Wang He: Are the deep-rooted problems in Chinese A-shares able to be saved by the “Nine National Policies”?

On April 12, the Chinese Communist Party (CCP) introduced the “Nine Measures for the Nation” (Opinions of the State Council on Strengthening Supervision and Prevention of Risks to Promote High-Quality Development of the Capital Market), followed by the release of over twenty supporting documents by the China Securities Regulatory Commission and stock exchanges, gradually implementing the “1+N” policy system in the capital market.

Different from the previous two editions of the “Nine Measures for the Nation” in 2004 and 2014, this time it focuses on strengthening supervision and risk prevention. Authorities are well aware of the flaws in the Chinese stock market that have harmed investors. Without significant actions, investors would not be eager to participate, hence the proposal to strictly control the approval of initial public offerings, enhance continuous supervision of listed companies (emphasizing restrictions on reducing holdings and strengthening dividends), intensify delisting supervision, highlight investor protection, among other measures targeting the flaws in the A-shares market.

However, the deep-rooted problems in the A-shares market demand more than the current “Nine Measures for the Nation.” Fundamental institutional reform is necessary, which involves significant adjustments to the economic policies of the authorities.

Both the stock market and bond market, the main components of the capital market, have serious discrimination against private enterprises. Without addressing the issue of substantive equality for private enterprises, there is no way forward for the Chinese capital market.

Regarding the stock market, its essence lies in optimizing resource allocation, not lifting state-owned enterprises out of poverty. Despite the fewer numbers of state-owned (including central and local) listed companies compared to private enterprises, their market value accounts for nearly half of A-shares. However, listed state-owned enterprises are not favored in the stock market, falling into the category of “three lows” (low valuation, low stock prices, low liquidity). The valuation and trading activity of state-owned enterprises significantly lag behind the overall A-share market.

Turning to the bond market, there are over 3,200 bond-issuing enterprises, with state-owned enterprises comprising 86%. Private enterprise bond issuance peaked in 2016, but has been declining annually since then. Private enterprise bond financing has been disproportionately low compared to the overall bond market.

As of July 21, 2023, the outstanding amount of bonds issued by private enterprises accounted for only 3.94% of the total. The disparity in bond financing between different types of enterprises raises concerns about fairness and equality in the market.

On the same day the “Nine Measures for the Nation” were introduced, the three major stock exchanges planned to cease disclosing real-time data, undermining the confidence of domestic and foreign investors in the Chinese capital market.

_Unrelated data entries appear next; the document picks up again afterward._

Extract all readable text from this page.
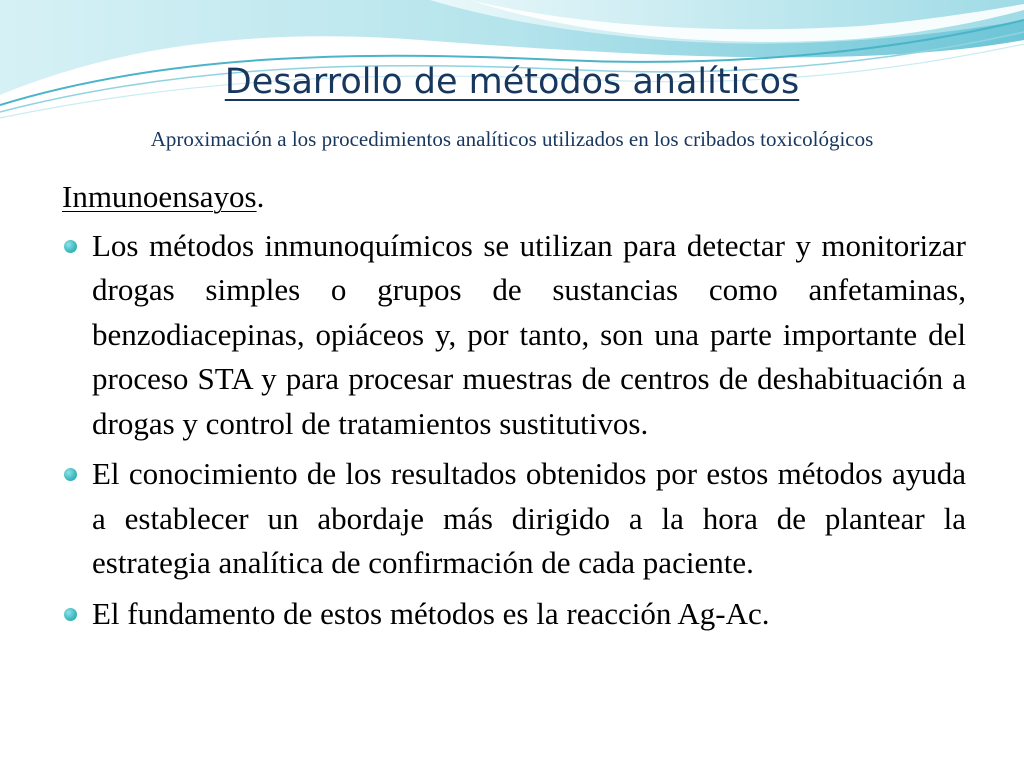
Desarrollo de métodos analíticos
Aproximación a los procedimientos analíticos utilizados en los cribados toxicológicos
Inmunoensayos.
Los métodos inmunoquímicos se utilizan para detectar y monitorizar drogas simples o grupos de sustancias como anfetaminas, benzodiacepinas, opiáceos y, por tanto, son una parte importante del proceso STA y para procesar muestras de centros de deshabituación a drogas y control de tratamientos sustitutivos.
El conocimiento de los resultados obtenidos por estos métodos ayuda a establecer un abordaje más dirigido a la hora de plantear la estrategia analítica de confirmación de cada paciente.
El fundamento de estos métodos es la reacción Ag-Ac.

The CCP’s purpose in implementing the “Nine Measures for the Nation” was to boost investor confidence. However, the simultaneous adjustment of real-time trading information disclosure mechanisms by the Shanghai, Shenzhen, and Hong Kong stock exchanges aimed to reduce market volatility, sparking worries about data transparency among investors. Without transparency, fair trading is compromised.

Stevan Tam, Research Director at Fulbright Securities in Hong Kong, expressed concerns about the reduced transparency regarding cross-border trading information disclosure. The secrecy surrounding this decision raises skepticism among both domestic and foreign investors.

Last year, the CCP’s Politburo emphasized the need to revitalize the capital market and restore investor confidence. Despite subsequent policy measures, the desired effects have not materialized. The “Nine Measures for the Nation” sought to address critical issues in the stock market but inadvertently triggered panic among investors due to associated policies regarding the delisting of small-cap stocks.

The release of the accompanying document on strictly implementing the delisting system led to a significant market downturn, with thousands of companies experiencing substantial declines. The ambiguity surrounding the situation failed to reassure investors.

At a time when the Chinese economy is fragile and investors are apprehensive, the CCP’s attempts to stabilize sentiment through policies like the “Nine Measures for the Nation” without addressing the root causes may prove counterproductive. The lack of genuine solutions and emphasis on superficial improvements alongside increased information control could exacerbate the current situation.

Overall, there are uncertainties looming over the efficacy of the “Nine Measures for the Nation,” raising questions about the CCP’s true intentions and its impact on market dynamics. Without concrete reforms and transparent actions, the measures risk undermining investor confidence and impeding the desired revitalization of the A-shares market.